GARUTNEWSTODAY.ID – Garut – Pemandangan yang seharusnya tidak lagi terjadi di dunia pendidikan Jawa Barat kini tersaji di SD Negeri 1 Margamulya, Kecamatan Cisompet, Kabupaten Garut. Di saat anak-anak sekolah lain dapat belajar dengan nyaman, para siswa di sekolah ini justru harus memanggul jeriken, ember, hingga galon demi mendapatkan air bersih untuk kebutuhan sekolah.
Musim kemarau yang melanda wilayah Garut Selatan membuat sumber air di sekitar sekolah semakin sulit diperoleh. Akibatnya, guru dan siswa harus bergotong royong mengangkut air hampir setiap hari agar kegiatan belajar mengajar tetap dapat berlangsung.
Ironisnya, perjuangan tersebut bukan dilakukan sekali atau dua kali, melainkan telah menjadi rutinitas setiap musim kemarau.
Guru SDN 1 Margamulya, Heri Herdiana, mengatakan seluruh warga sekolah terpaksa bahu-membahu mencari air demi memenuhi kebutuhan dasar di lingkungan sekolah.
“Setiap hari kami bersama anak-anak harus mengangkut air. Air ini dipakai untuk kebutuhan toilet, mencuci tangan, kebersihan sekolah, hingga kebutuhan lainnya. Kami berharap ada perhatian dari pemerintah agar sekolah kami memiliki akses air bersih yang layak,” ungkapnya.
Pemandangan siswa sekolah dasar yang mengangkat jeriken berisi air seolah menjadi potret nyata bahwa masih ada sekolah di Jawa Barat khususnya Garut yang berjuang bukan hanya mengejar prestasi, tetapi juga memperjuangkan kebutuhan paling mendasar untuk bisa belajar.
Air bersih merupakan hak dasar setiap warga negara, terlebih bagi anak-anak yang sedang menempuh pendidikan. Namun, di SDN 1 Margamulya, hak tersebut masih harus diperjuangkan dengan tenaga dan keringat setiap hari.
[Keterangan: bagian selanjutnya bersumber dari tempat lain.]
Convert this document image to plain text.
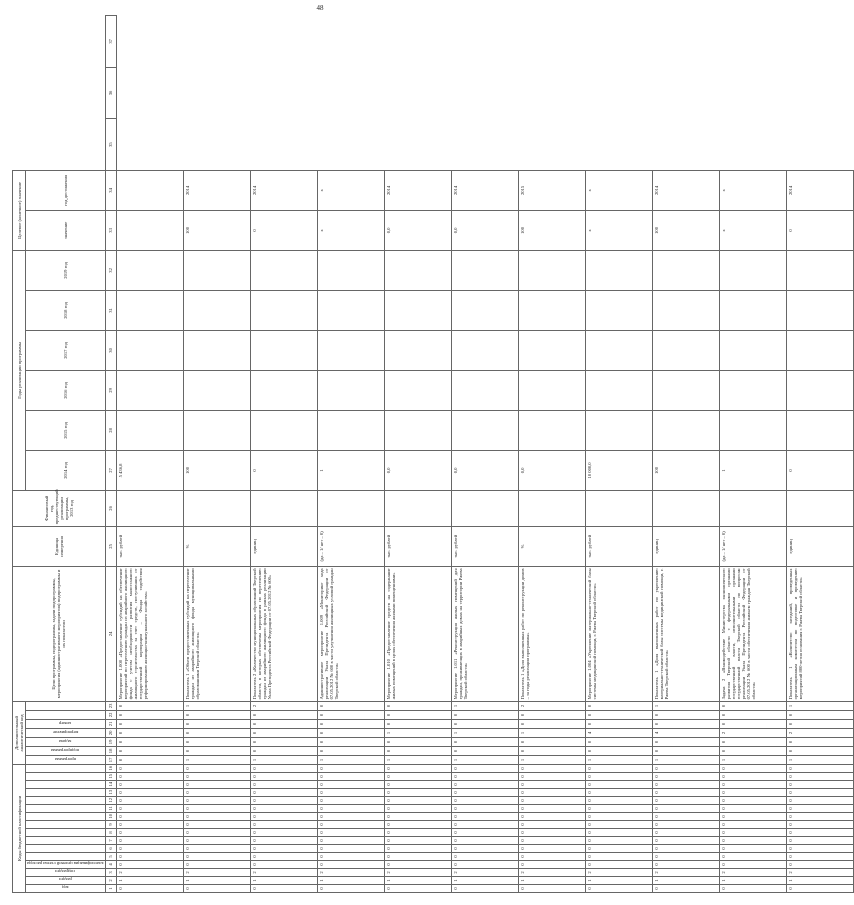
48
Коды бюджетной классификации																Дополнительный аналитический код							Цели программы, подпрограммы, задачи подпрограммы, мероприятия (административного мероприятия) подпрограммы и их показатели	Единица измерения	Финансовый год, предшествующий реализации программы, 2013 год	Годы реализации программы						Целевое (конечное) значение				

код	раздел	подраздел	классификация целевой статьи расхода													программа	подпрограмма	задача	мероприятие	номер						2014 год	2015 год	2016 год	2017 год	2018 год	2019 год	значение	год достижения			
1	2	3	4	5	6	7	8	9	10	11	12	13	14	15	16	17	18	19	20	21	22	23	24	25	26	27	28	29	30	31	32	33	34	35	36	37
0	1	2	0	0	0	0	0	0	0	0	0	0	0	0	0	0	0	0	0	0	0	0	Мероприятие 1.008 «Предоставление субсидий на обеспечение мероприятий по переселению граждан из аварийного жилищного фонда с учетом необходимости развития малоэтажного жилищного строительства за счет средств, поступивших от государственной корпорации – Фонда содействия реформированию жилищно-коммунального хозяйства»	тыс. рублей		5 436,8										
0	1	2	0	0	0	0	0	0	0	0	0	0	0	0	0	1	0	0	0	0	0	1	Показатель 1 «Объем предоставленных субсидий на переселение граждан из аварийного жилищного фонда муниципальными образованиями Тверской области»	%		100						100	2014			
0	1	2	0	0	0	0	0	0	0	0	0	0	0	0	0	1	0	0	0	0	0	2	Показатель 2 «Количество муниципальных образований Тверской области, в которых обеспечены мероприятия по переселению граждан из аварийного жилищного фонда в рамках реализации Указа Президента Российской Федерации от 07.05.2012 № 600»	единиц		0						0	2014			
0	1	2	0	0	0	0	0	0	0	0	0	0	0	0	0	1	0	0	0	0	0	0	Административное мероприятие 1.009 «Мониторинг хода реализации Указа Президента Российской Федерации от 07.05.2012 № 600 в части улучшения жилищных условий граждан Тверской области»	(да – 1/ нет – 0)		1						x	x			
0	1	2	0	0	0	0	0	0	0	0	0	0	0	0	0	1	0	0	1	0	0	0	Мероприятие 1.010 «Предоставление средств на содержание жилых помещений в целях обеспечения жилыми помещениями»	тыс. рублей		0,0						0,0	2014			
0	1	2	0	0	0	0	0	0	0	0	0	0	0	0	0	1	0	0	1	0	0	1	Мероприятие 1.011 «Реконструкция жилых помещений для граждан, проживающих в аварийных домах на территории Ржева Тверской области»	тыс. рублей		0,0						0,0	2014			
0	1	2	0	0	0	0	0	0	0	0	0	0	0	0	0	1	0	0	1	0	0	2	Показатель 1 «Доля выполненных работ по реконструкции домов – за годы реализации программы»	%		0,0						100	2015			
0	1	2	0	0	0	0	0	0	0	0	0	0	0	0	0	1	0	0	4	0	0	0	Мероприятие 1.004 «Укрепление материально-технической базы системы медицинской помощи, г. Ржева Тверской области»	тыс. рублей		10 000,0						x	x			
0	1	2	0	0	0	0	0	0	0	0	0	0	0	0	0	1	0	0	4	0	0	1	Показатель 1 «Доля выполненных работ по укреплению материально-технической базы системы медицинской помощи, г. Ржева Тверской области»	единиц		100						100	2014			
0	1	2	0	0	0	0	0	0	0	0	0	0	0	0	0	1	0	0	2	0	0	0	Задача 2 «Взаимодействие Министерства экономического развития Тверской области с федеральными органами государственной власти, исполнительными органами государственной власти Тверской области по вопросам реализации Указа Президента Российской Федерации от 07.05.2012 № 600 в части обеспечения жильем граждан Тверской области»	(да – 1/ нет – 0)		1						x	x			
0	1	2	0	0	0	0	0	0	0	0	0	0	0	0	0	1	0	0	2	0	0	1	Показатель 1 «Количество заседаний, проведенных организационным комитетом по подготовке и проведению мероприятий 800-летия основания г. Ржева Тверской области»	единиц		0						0	2014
Kondisi ini juga menjadi gambaran bahwa dampak musim kemarau mulai dirasakan di sejumlah wilayah Kabupaten Garut. Pemerintah daerah bersama berbagai pihak telah menyalurkan bantuan air bersih ke beberapa daerah terdampak kekeringan, namun masih terdapat wilayah yang membutuhkan perhatian lebih lanjut.
Melalui pemberitaan ini, garutnewstoday.id mengajak Pemerintah Kabupaten Garut, Pemerintah Provinsi Jawa Barat, Kementerian Pendidikan Dasar dan Menengah, Kementerian PUPR, BPBD, PDAM Tirta Intan Garut, perusahaan melalui program CSR, organisasi sosial, komunitas kemanusiaan, serta para dermawan untuk bersama-sama membantu menghadirkan solusi nyata bagi SDN 1 Margamulya.
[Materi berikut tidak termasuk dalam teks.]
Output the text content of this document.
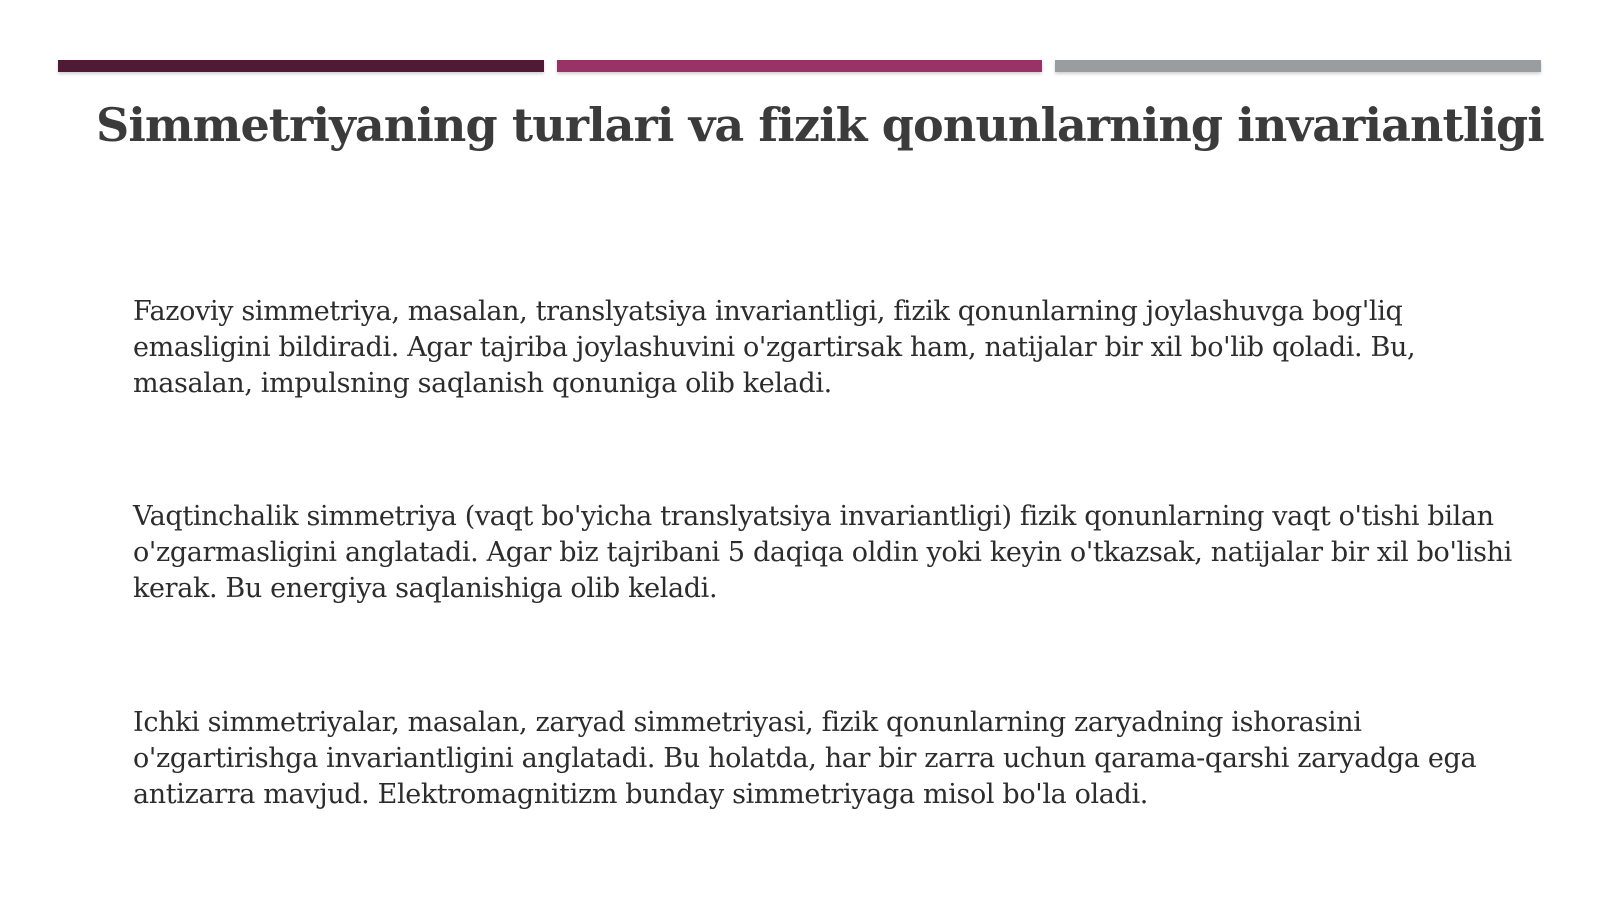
Simmetriyaning turlari va fizik qonunlarning invariantligi

Fazoviy simmetriya, masalan, translyatsiya invariantligi, fizik qonunlarning joylashuvga bog'liq emasligini bildiradi. Agar tajriba joylashuvini o'zgartirsak ham, natijalar bir xil bo'lib qoladi. Bu, masalan, impulsning saqlanish qonuniga olib keladi.

Vaqtinchalik simmetriya (vaqt bo'yicha translyatsiya invariantligi) fizik qonunlarning vaqt o'tishi bilan o'zgarmasligini anglatadi. Agar biz tajribani 5 daqiqa oldin yoki keyin o'tkazsak, natijalar bir xil bo'lishi kerak. Bu energiya saqlanishiga olib keladi.

Ichki simmetriyalar, masalan, zaryad simmetriyasi, fizik qonunlarning zaryadning ishorasini o'zgartirishga invariantligini anglatadi. Bu holatda, har bir zarra uchun qarama-qarshi zaryadga ega antizarra mavjud. Elektromagnitizm bunday simmetriyaga misol bo'la oladi.
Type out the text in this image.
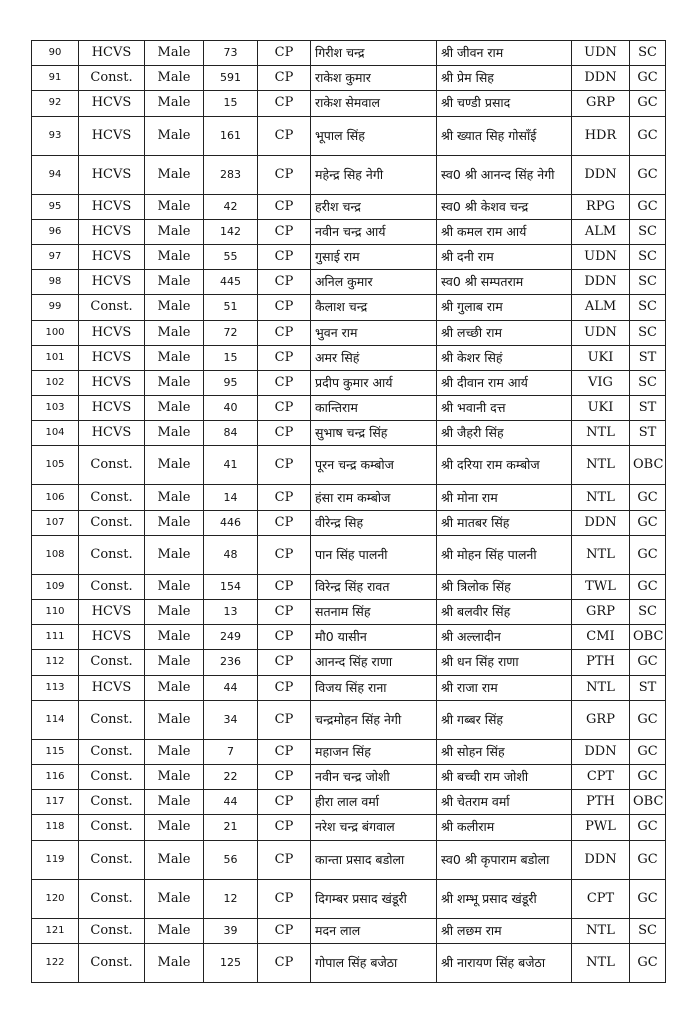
90	HCVS	Male	73	CP	गिरीश चन्द्र	श्री जीवन राम	UDN	SC
91	Const.	Male	591	CP	राकेश कुमार	श्री प्रेम सिह	DDN	GC
92	HCVS	Male	15	CP	राकेश सेमवाल	श्री चण्डी प्रसाद	GRP	GC
93	HCVS	Male	161	CP	भूपाल सिंह	श्री ख्यात सिह गोसाँई	HDR	GC
94	HCVS	Male	283	CP	महेन्द्र सिह नेगी	स्व0 श्री आनन्द सिंह नेगी	DDN	GC
95	HCVS	Male	42	CP	हरीश चन्द्र	स्व0 श्री केशव चन्द्र	RPG	GC
96	HCVS	Male	142	CP	नवीन चन्द्र आर्य	श्री कमल राम आर्य	ALM	SC
97	HCVS	Male	55	CP	गुसाई राम	श्री दनी राम	UDN	SC
98	HCVS	Male	445	CP	अनिल कुमार	स्व0 श्री सम्पतराम	DDN	SC
99	Const.	Male	51	CP	कैलाश चन्द्र	श्री गुलाब राम	ALM	SC
100	HCVS	Male	72	CP	भुवन राम	श्री लच्छी राम	UDN	SC
101	HCVS	Male	15	CP	अमर सिहं	श्री केशर सिहं	UKI	ST
102	HCVS	Male	95	CP	प्रदीप कुमार आर्य	श्री दीवान राम आर्य	VIG	SC
103	HCVS	Male	40	CP	कान्तिराम	श्री भवानी दत्त	UKI	ST
104	HCVS	Male	84	CP	सुभाष चन्द्र सिंह	श्री जैहरी सिंह	NTL	ST
105	Const.	Male	41	CP	पूरन चन्द्र कम्बोज	श्री दरिया राम कम्बोज	NTL	OBC
106	Const.	Male	14	CP	हंसा राम कम्बोज	श्री मोना राम	NTL	GC
107	Const.	Male	446	CP	वीरेन्द्र सिह	श्री मातबर सिंह	DDN	GC
108	Const.	Male	48	CP	पान सिंह पालनी	श्री मोहन सिंह पालनी	NTL	GC
109	Const.	Male	154	CP	विरेन्द्र सिंह रावत	श्री त्रिलोक सिंह	TWL	GC
110	HCVS	Male	13	CP	सतनाम सिंह	श्री बलवीर सिंह	GRP	SC
111	HCVS	Male	249	CP	मौ0 यासीन	श्री अल्लादीन	CMI	OBC
112	Const.	Male	236	CP	आनन्द सिंह राणा	श्री धन सिंह राणा	PTH	GC
113	HCVS	Male	44	CP	विजय सिंह राना	श्री राजा राम	NTL	ST
114	Const.	Male	34	CP	चन्द्रमोहन सिंह नेगी	श्री गब्बर सिंह	GRP	GC
115	Const.	Male	7	CP	महाजन सिंह	श्री सोहन सिंह	DDN	GC
116	Const.	Male	22	CP	नवीन चन्द्र जोशी	श्री बच्ची राम जोशी	CPT	GC
117	Const.	Male	44	CP	हीरा लाल वर्मा	श्री चेतराम वर्मा	PTH	OBC
118	Const.	Male	21	CP	नरेश चन्द्र बंगवाल	श्री कलीराम	PWL	GC
119	Const.	Male	56	CP	कान्ता प्रसाद बडोला	स्व0 श्री कृपाराम बडोला	DDN	GC
120	Const.	Male	12	CP	दिगम्बर प्रसाद खंडूरी	श्री शम्भू प्रसाद खंडूरी	CPT	GC
121	Const.	Male	39	CP	मदन लाल	श्री लछम राम	NTL	SC
122	Const.	Male	125	CP	गोपाल सिंह बजेठा	श्री नारायण सिंह बजेठा	NTL	GC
Bantuan yang sangat dibutuhkan antara lain pembangunan sumur bor, pipanisasi, penampungan air (tandon), maupun distribusi air bersih secara rutin selama musim kemarau.
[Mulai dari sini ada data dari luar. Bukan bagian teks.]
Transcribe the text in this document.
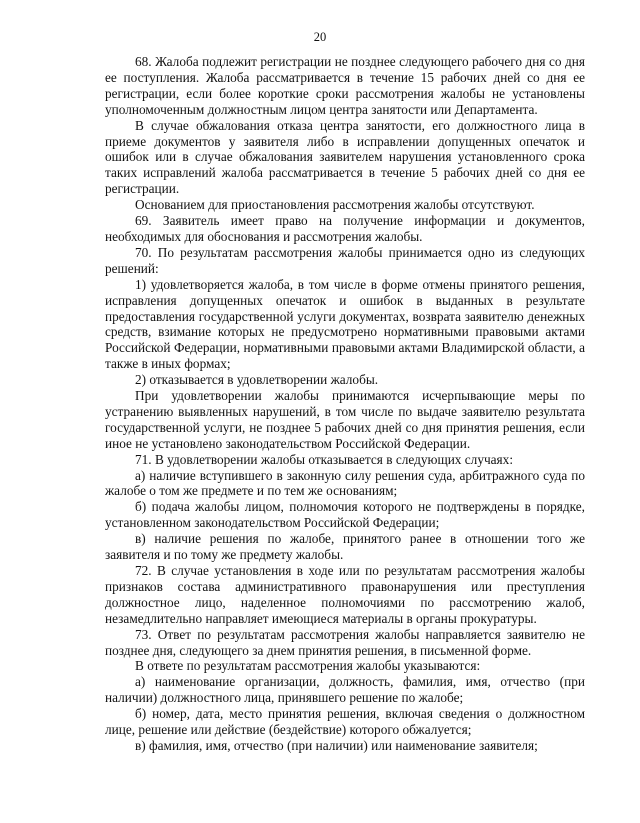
20

68. Жалоба подлежит регистрации не позднее следующего рабочего дня со дня ее поступления. Жалоба рассматривается в течение 15 рабочих дней со дня ее регистрации, если более короткие сроки рассмотрения жалобы не установлены уполномоченным должностным лицом центра занятости или Департамента.

В случае обжалования отказа центра занятости, его должностного лица в приеме документов у заявителя либо в исправлении допущенных опечаток и ошибок или в случае обжалования заявителем нарушения установленного срока таких исправлений жалоба рассматривается в течение 5 рабочих дней со дня ее регистрации.

Основанием для приостановления рассмотрения жалобы отсутствуют.

69. Заявитель имеет право на получение информации и документов, необходимых для обоснования и рассмотрения жалобы.

70. По результатам рассмотрения жалобы принимается одно из следующих решений:

1) удовлетворяется жалоба, в том числе в форме отмены принятого решения, исправления допущенных опечаток и ошибок в выданных в результате предоставления государственной услуги документах, возврата заявителю денежных средств, взимание которых не предусмотрено нормативными правовыми актами Российской Федерации, нормативными правовыми актами Владимирской области, а также в иных формах;

2) отказывается в удовлетворении жалобы.

При удовлетворении жалобы принимаются исчерпывающие меры по устранению выявленных нарушений, в том числе по выдаче заявителю результата государственной услуги, не позднее 5 рабочих дней со дня принятия решения, если иное не установлено законодательством Российской Федерации.

71. В удовлетворении жалобы отказывается в следующих случаях:

а) наличие вступившего в законную силу решения суда, арбитражного суда по жалобе о том же предмете и по тем же основаниям;

б) подача жалобы лицом, полномочия которого не подтверждены в порядке, установленном законодательством Российской Федерации;

в) наличие решения по жалобе, принятого ранее в отношении того же заявителя и по тому же предмету жалобы.

72. В случае установления в ходе или по результатам рассмотрения жалобы признаков состава административного правонарушения или преступления должностное лицо, наделенное полномочиями по рассмотрению жалоб, незамедлительно направляет имеющиеся материалы в органы прокуратуры.

73. Ответ по результатам рассмотрения жалобы направляется заявителю не позднее дня, следующего за днем принятия решения, в письменной форме.

В ответе по результатам рассмотрения жалобы указываются:

а) наименование организации, должность, фамилия, имя, отчество (при наличии) должностного лица, принявшего решение по жалобе;

б) номер, дата, место принятия решения, включая сведения о должностном лице, решение или действие (бездействие) которого обжалуется;

в) фамилия, имя, отчество (при наличии) или наименование заявителя;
Anak-anak ini tidak meminta kemewahan. Mereka hanya ingin belajar di sekolah yang memiliki air bersih. Jangan biarkan jeriken menjadi bagian dari perlengkapan wajib sekolah mereka. Sudah saatnya negara, pemerintah, dan seluruh elemen masyarakat hadir memberikan solusi, agar masa depan mereka tidak ikut mengering bersama datangnya musim kemarau.